I am suprised no one has mentioned gels, gel the lights and you can use either contious or flash, if using continous it may be hot make sure they dont get to close to very old painting for long periods of time. I would say gel your lights ideally with a color meter and then set the back accordingly.

Stephen
 
Stephen Eastwood said:
I am suprised no one has mentioned gels, gel the lights and you can use either contious or flash, if using continous it may be hot make sure they dont get to close to very old painting for long periods of time. I would say gel your lights ideally with a color meter and then set the back accordingly.

Stephen

It is an interesting idea. With film, tungsten balanced transparency film was used, quartz lights where balanced to the K. degrees, but small differences where always there, so small corrections had to be done measuring the light with a color meter and adding a gelatin filter in the back of the 4 x 5 lens.

With digital I think that it would be inefficient to set the camera to "day light" and then convert the "tungsten" lamps also to day light because you would loose about 50% of the "intensity".

The question would be, now that we know that this lights have a deficiency of blue, would you get it back with gelatin filters either on the lens or in front of the lights? I would guess not..
 

Jack_Flesher

New member
Don Lashier said:
But note that cobalt blue had delta-e of 7.3 and phthalocyanine green was even higher at 8.6.

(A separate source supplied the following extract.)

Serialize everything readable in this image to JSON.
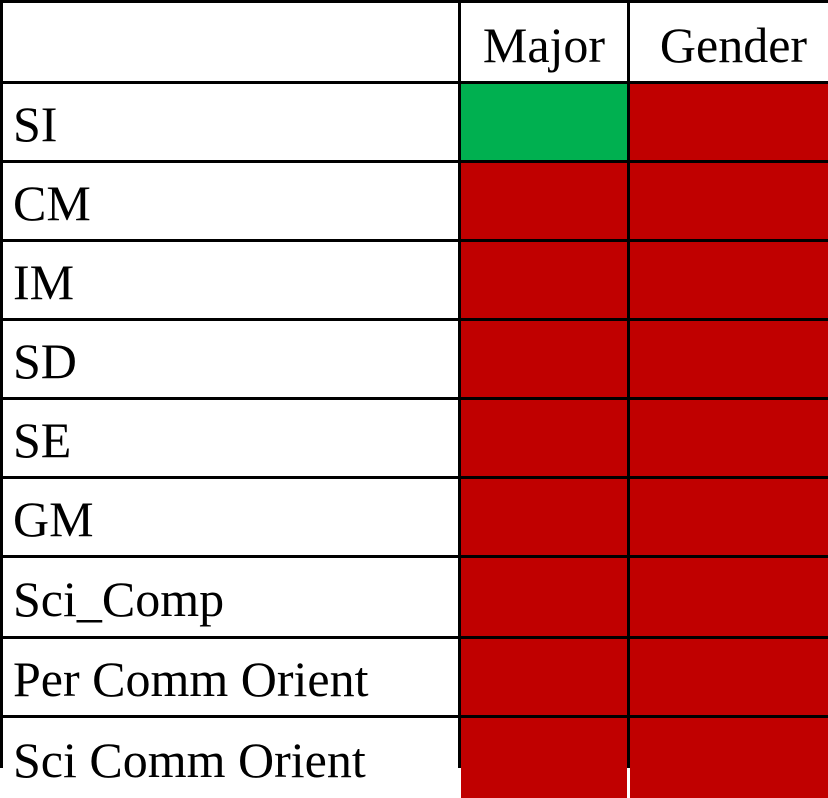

But the point here is that tungsten-halogen is considered the norm for quality repro lighting, cobalt blue problems or not. The objection I've heard about HMI is the high amounts of uv.

- DL

Don:

I am not saying it can't be done -- again all I am saying is that using tungsten is going to make it tough to get accurate reproductions of saturated blues and cyans. I could not find of the date of the study you linked to and a lot has changed in the last two years. The fact is a delta-e of 7 or 8 is significant by anybody's standard. It is obviously acceptable to some museums and not others -- and even becomes irrelevant if the artwork being copied only contains red :)

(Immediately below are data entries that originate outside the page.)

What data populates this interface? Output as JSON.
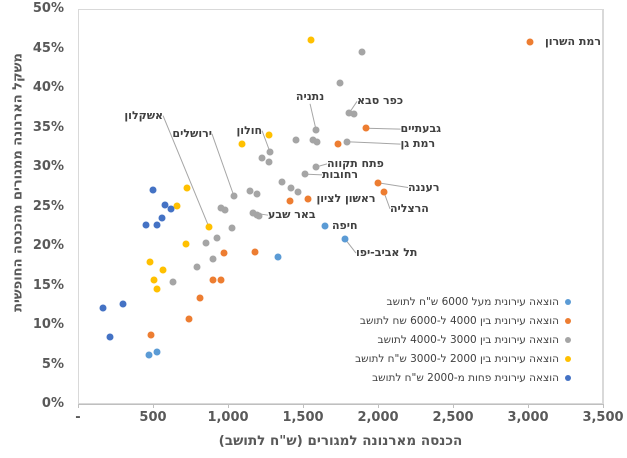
{
  "chart_data": {
    "type": "scatter",
    "title": "",
    "xlabel": "הכנסה מארנונה למגורים (ש\"ח לתושב)",
    "ylabel": "משקל הארנונה ממגורים מהכנסה החופשית",
    "xlim": [
      0,
      3500
    ],
    "ylim": [
      0,
      50
    ],
    "x_tick_step": 500,
    "y_tick_step": 5,
    "x_ticks": [
      "-",
      "500",
      "1,000",
      "1,500",
      "2,000",
      "2,500",
      "3,000",
      "3,500"
    ],
    "y_ticks": [
      "0%",
      "5%",
      "10%",
      "15%",
      "20%",
      "25%",
      "30%",
      "35%",
      "40%",
      "45%",
      "50%"
    ],
    "grid": true,
    "legend_position": "inside-bottom-right",
    "colors": {
      "light_blue": "#5B9BD5",
      "orange": "#ED7D31",
      "gray": "#A5A5A5",
      "yellow": "#FFC000",
      "dark_blue": "#4472C4",
      "gridline": "#D9D9D9",
      "leader_line": "#A6A6A6",
      "tick_text": "#595959",
      "annotation_text": "#404040"
    },
    "series": [
      {
        "name": "הוצאה עירונית מעל 6000 ש\"ח לתושב",
        "color": "#5B9BD5",
        "points": [
          [
            473,
            6.2
          ],
          [
            527,
            6.6
          ],
          [
            1333,
            18.6
          ],
          [
            1647,
            22.5
          ],
          [
            1780,
            20.9
          ]
        ]
      },
      {
        "name": "הוצאה עירונית בין 4000 ל-6000 שח לתושב",
        "color": "#ED7D31",
        "points": [
          [
            487,
            8.7
          ],
          [
            740,
            10.8
          ],
          [
            813,
            13.4
          ],
          [
            900,
            15.7
          ],
          [
            953,
            15.7
          ],
          [
            973,
            19.1
          ],
          [
            1180,
            19.2
          ],
          [
            1413,
            25.7
          ],
          [
            1533,
            25.9
          ],
          [
            1733,
            32.9
          ],
          [
            1920,
            34.9
          ],
          [
            2000,
            28.0
          ],
          [
            2040,
            26.8
          ],
          [
            3013,
            45.8
          ]
        ]
      },
      {
        "name": "הוצאה עירונית בין 3000 ל-4000 לתושב",
        "color": "#A5A5A5",
        "points": [
          [
            1893,
            44.6
          ],
          [
            1747,
            40.6
          ],
          [
            1807,
            36.8
          ],
          [
            1840,
            36.7
          ],
          [
            1587,
            34.7
          ],
          [
            1453,
            33.4
          ],
          [
            1567,
            33.4
          ],
          [
            1593,
            33.2
          ],
          [
            1793,
            33.2
          ],
          [
            1280,
            31.9
          ],
          [
            1227,
            31.1
          ],
          [
            1273,
            30.6
          ],
          [
            1587,
            30.0
          ],
          [
            1513,
            29.1
          ],
          [
            1360,
            28.1
          ],
          [
            1420,
            27.3
          ],
          [
            1467,
            26.8
          ],
          [
            1147,
            27.0
          ],
          [
            1193,
            26.6
          ],
          [
            1040,
            26.3
          ],
          [
            953,
            24.8
          ],
          [
            980,
            24.6
          ],
          [
            1167,
            24.2
          ],
          [
            1193,
            23.9
          ],
          [
            1207,
            23.8
          ],
          [
            1027,
            22.3
          ],
          [
            927,
            21.0
          ],
          [
            853,
            20.4
          ],
          [
            900,
            18.4
          ],
          [
            793,
            17.3
          ],
          [
            633,
            15.4
          ]
        ]
      },
      {
        "name": "הוצאה עירונית בין 2000 ל-3000 ש\"ח לתושב",
        "color": "#FFC000",
        "points": [
          [
            1553,
            46.1
          ],
          [
            1273,
            34.1
          ],
          [
            1093,
            32.9
          ],
          [
            873,
            22.4
          ],
          [
            727,
            27.3
          ],
          [
            660,
            25.1
          ],
          [
            720,
            20.3
          ],
          [
            480,
            18.0
          ],
          [
            567,
            17.0
          ],
          [
            507,
            15.7
          ],
          [
            527,
            14.6
          ]
        ]
      },
      {
        "name": "הוצאה עירונית פחות מ-2000 ש\"ח לתושב",
        "color": "#4472C4",
        "points": [
          [
            167,
            12.2
          ],
          [
            300,
            12.7
          ],
          [
            213,
            8.5
          ],
          [
            453,
            22.7
          ],
          [
            527,
            22.7
          ],
          [
            500,
            27.1
          ],
          [
            560,
            23.5
          ],
          [
            580,
            25.2
          ],
          [
            620,
            24.7
          ]
        ]
      }
    ],
    "annotations": [
      {
        "text": "רמת השרון",
        "sx": 3013,
        "sy": 45.8,
        "lx": 3113,
        "ly": 45.8,
        "align": "left",
        "line": false
      },
      {
        "text": "נתניה",
        "sx": 1587,
        "sy": 34.7,
        "lx": 1547,
        "ly": 38.0,
        "align": "center",
        "line": true
      },
      {
        "text": "כפר סבא",
        "sx": 1807,
        "sy": 36.8,
        "lx": 1860,
        "ly": 38.3,
        "align": "left",
        "line": true
      },
      {
        "text": "גבעתיים",
        "sx": 1920,
        "sy": 34.9,
        "lx": 2150,
        "ly": 34.8,
        "align": "left",
        "line": true
      },
      {
        "text": "רמת גן",
        "sx": 1793,
        "sy": 33.2,
        "lx": 2150,
        "ly": 32.9,
        "align": "left",
        "line": true
      },
      {
        "text": "חולון",
        "sx": 1280,
        "sy": 31.9,
        "lx": 1227,
        "ly": 34.6,
        "align": "right",
        "line": true
      },
      {
        "text": "ירושלים",
        "sx": 1040,
        "sy": 26.3,
        "lx": 893,
        "ly": 34.2,
        "align": "right",
        "line": true
      },
      {
        "text": "אשקלון",
        "sx": 873,
        "sy": 22.4,
        "lx": 567,
        "ly": 36.5,
        "align": "right",
        "line": true
      },
      {
        "text": "פתח תקווה",
        "sx": 1587,
        "sy": 30.0,
        "lx": 1660,
        "ly": 30.4,
        "align": "left",
        "line": true
      },
      {
        "text": "רחובות",
        "sx": 1513,
        "sy": 29.1,
        "lx": 1627,
        "ly": 29.0,
        "align": "left",
        "line": true
      },
      {
        "text": "ראשון לציון",
        "sx": 1533,
        "sy": 25.9,
        "lx": 1590,
        "ly": 25.9,
        "align": "left",
        "line": false
      },
      {
        "text": "רעננה",
        "sx": 2000,
        "sy": 28.0,
        "lx": 2200,
        "ly": 27.4,
        "align": "left",
        "line": true
      },
      {
        "text": "הרצליה",
        "sx": 2040,
        "sy": 26.8,
        "lx": 2080,
        "ly": 24.7,
        "align": "left",
        "line": true
      },
      {
        "text": "באר שבע",
        "sx": 1167,
        "sy": 24.2,
        "lx": 1267,
        "ly": 23.9,
        "align": "left",
        "line": true
      },
      {
        "text": "חיפה",
        "sx": 1647,
        "sy": 22.5,
        "lx": 1693,
        "ly": 22.5,
        "align": "left",
        "line": false
      },
      {
        "text": "תל אביב-יפו",
        "sx": 1780,
        "sy": 20.9,
        "lx": 1853,
        "ly": 19.1,
        "align": "left",
        "line": true
      }
    ]
  }
}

FTR, I indicated HID and NOT HMI lighting -- big difference in color output.

Gelling the tungsten is a good idea, but an 80B will knock a 1000 watt light down to 500 watts in a hurry ;)

Cheers,
 

Don Lashier

New member
> I could not find of the date of the study you linked to and a lot has changed in the last two years.

February, 2005.

HID lights do look like the superior option, better spectrum, less heat, low UV - but OUCH on the price.

ps: this also begs the question (pardon improper usage), what are you trying to reproduce? The appearance of a painting in the gallery where preferred lighting is typically ~3500K halogen or the original daylight lighting only seen in the artist's studio?